In order to achieve the above technical problem, an embodiment of the present invention provides a cathode material for a secondary battery. The positive electrode material for a secondary battery includes positive electrode active material particles and a surface coating layer located on the surface of the positive electrode active material particles and containing a material represented by the following Chemical Formula 1, where X is OH, F or Cl, and x may be 0 to 1.

[Formula 1]

Ca ₅ (PO ₄ ) ₃ X _1- xLix

The cathode active material is represented by the formula Li _1+x (Ni _1-yz Co _y M) _1-x O _{2 In} the formula, M is Sc, Ti, V, Cr, Fe, Co, Ni, Cu, Zn, Y, Zr, Nb, Mo, Tc, Ru, Rh, Pd, Ag, Cd, Al, Ga, In, Sn, Bi or Mn, where -0.2 ≤ x ≤ 0.2, 0.01 ≤ y ≤ 0.5, 0.01 ≤ z ≤ 0.5, 0 < y+z < 1.

The thickness of the surface coating layer may be 0.1 to 100 nm.

The surface coating layer represented by Formula 1 may be a layer containing at least one _{of Ca 5} (PO ₄ ) ₃ (OH) _1-x Lix, and Ca ₅ (PO ₄ ) ₃ (F) _{1-x Lix.}

The surface coating layer is a CaPOH _x ^- (x = 3 or 4) peak and LiCaPOH _y ^- (y = 0, 1, 2, 3, or 4) may represent at least one of the peaks.

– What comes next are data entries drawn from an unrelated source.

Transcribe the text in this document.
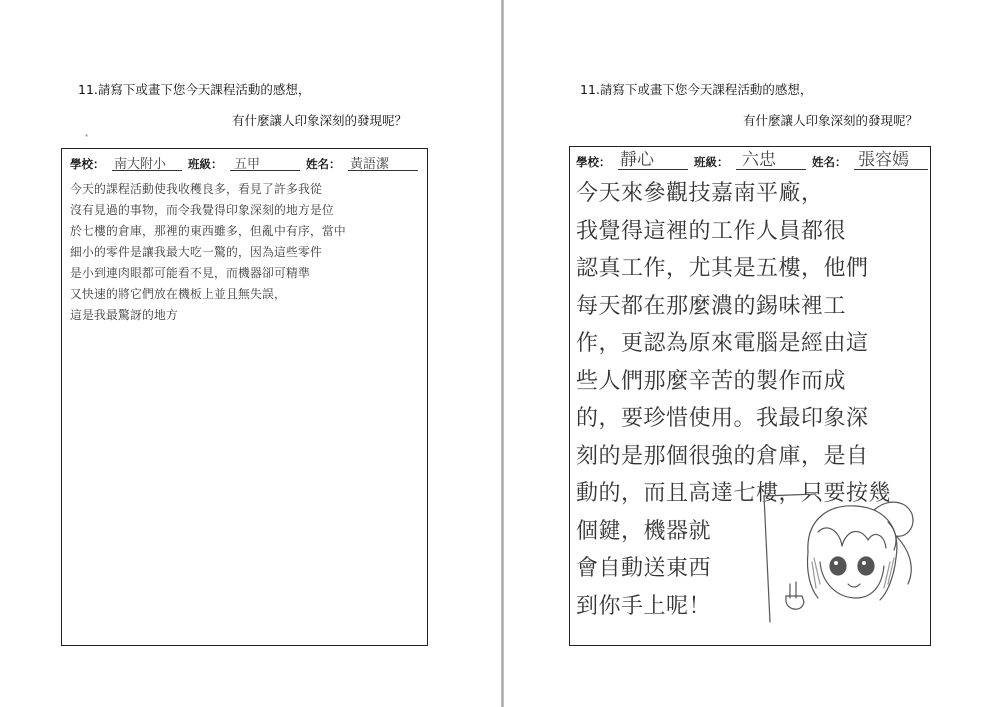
11.請寫下或畫下您今天課程活動的感想，
有什麼讓人印象深刻的發現呢？
·
學校： 南大附小 班級： 五甲	姓名： 黃語潔
今天的課程活動使我收穫良多，看見了許多我從
沒有見過的事物，而令我覺得印象深刻的地方是位
於七樓的倉庫，那裡的東西雖多，但亂中有序，當中
細小的零件是讓我最大吃一驚的，因為這些零件
是小到連肉眼都可能看不見，而機器卻可精準
又快速的將它們放在機板上並且無失誤，
這是我最驚訝的地方
11.請寫下或畫下您今天課程活動的感想，
有什麼讓人印象深刻的發現呢？
學校： 靜心	班級： 六忠	姓名： 張容嫣
今天來參觀技嘉南平廠，
我覺得這裡的工作人員都很
認真工作，尤其是五樓，他們
每天都在那麼濃的錫味裡工
作，更認為原來電腦是經由這
些人們那麼辛苦的製作而成
的，要珍惜使用。我最印象深
刻的是那個很強的倉庫，是自
動的，而且高達七樓，只要按幾
個鍵，機器就
會自動送東西
到你手上呢！
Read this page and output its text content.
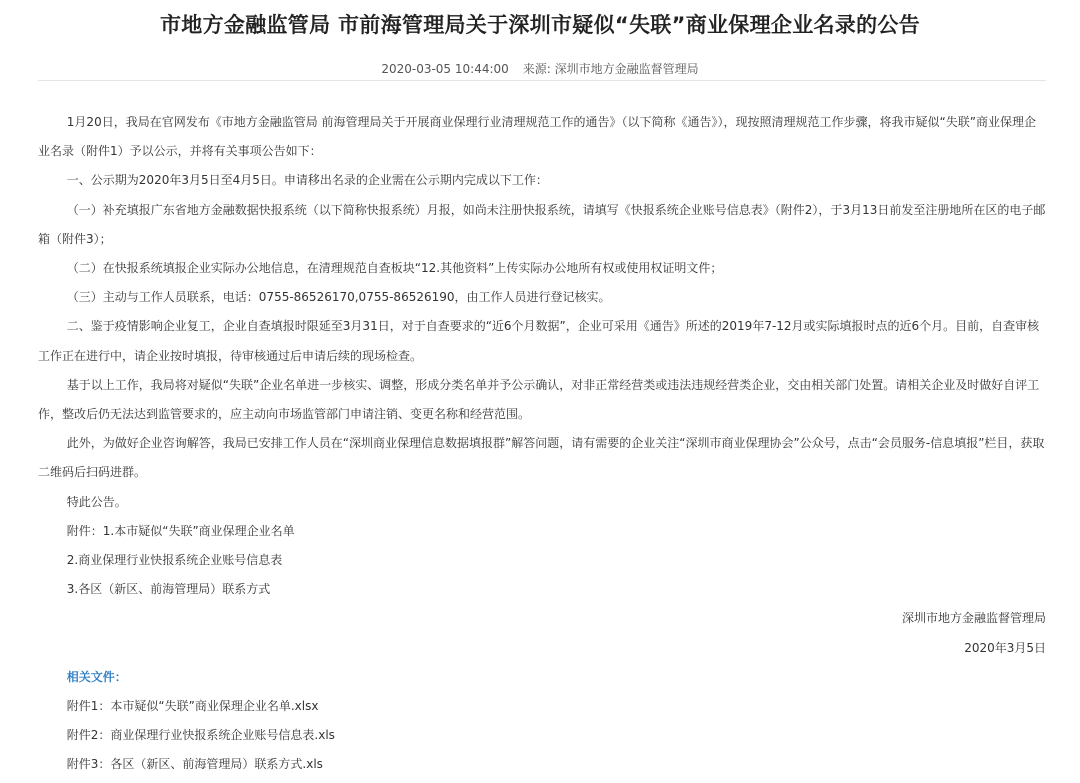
市地方金融监管局 市前海管理局关于深圳市疑似“失联”商业保理企业名录的公告
2020-03-05 10:44:00 来源: 深圳市地方金融监督管理局

1月20日，我局在官网发布《市地方金融监管局 前海管理局关于开展商业保理行业清理规范工作的通告》（以下简称《通告》），现按照清理规范工作步骤，将我市疑似“失联”商业保理企业名录（附件1）予以公示，并将有关事项公告如下：

一、公示期为2020年3月5日至4月5日。申请移出名录的企业需在公示期内完成以下工作：

（一）补充填报广东省地方金融数据快报系统（以下简称快报系统）月报，如尚未注册快报系统，请填写《快报系统企业账号信息表》（附件2），于3月13日前发至注册地所在区的电子邮箱（附件3）；

（二）在快报系统填报企业实际办公地信息，在清理规范自查板块“12.其他资料”上传实际办公地所有权或使用权证明文件；

（三）主动与工作人员联系，电话：0755-86526170,0755-86526190，由工作人员进行登记核实。

二、鉴于疫情影响企业复工，企业自查填报时限延至3月31日，对于自查要求的“近6个月数据”，企业可采用《通告》所述的2019年7-12月或实际填报时点的近6个月。目前，自查审核工作正在进行中，请企业按时填报，待审核通过后申请后续的现场检查。

基于以上工作，我局将对疑似“失联”企业名单进一步核实、调整，形成分类名单并予公示确认，对非正常经营类或违法违规经营类企业，交由相关部门处置。请相关企业及时做好自评工作，整改后仍无法达到监管要求的，应主动向市场监管部门申请注销、变更名称和经营范围。

此外，为做好企业咨询解答，我局已安排工作人员在“深圳商业保理信息数据填报群”解答问题，请有需要的企业关注“深圳市商业保理协会”公众号，点击“会员服务-信息填报”栏目，获取二维码后扫码进群。

特此公告。

附件：1.本市疑似“失联”商业保理企业名单

2.商业保理行业快报系统企业账号信息表

3.各区（新区、前海管理局）联系方式

深圳市地方金融监督管理局

2020年3月5日

相关文件：

附件1：本市疑似“失联”商业保理企业名单.xlsx

附件2：商业保理行业快报系统企业账号信息表.xls

附件3：各区（新区、前海管理局）联系方式.xls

Another embodiment of the present invention provides a method for manufacturing a cathode material for a secondary battery in order to achieve the above technical problem. The method for preparing a cathode material for a secondary battery may include preparing a coating solution by dissolving phosphoric acid and a calcium salt in a solvent, adding a cathode active material to the coating solution to obtain a precipitate, and heat-treating the precipitate.

The solvent may include water, purified water, or distilled water.

The heat treatment may be performed at a temperature of 200 to 290 °C.

After obtaining a precipitate by adding a positive electrode active material to the coating solution, the method may further include drying the precipitate. The drying may be performed at a temperature of 50 to 100 ℃.

As described above, according to the embodiment of the present invention, a positive electrode active material having improved stability may be obtained through surface treatment.

However, the effects of the present invention are not limited to the above-mentioned effects, and other effects not mentioned will be clearly understood by those skilled in the art from the following description.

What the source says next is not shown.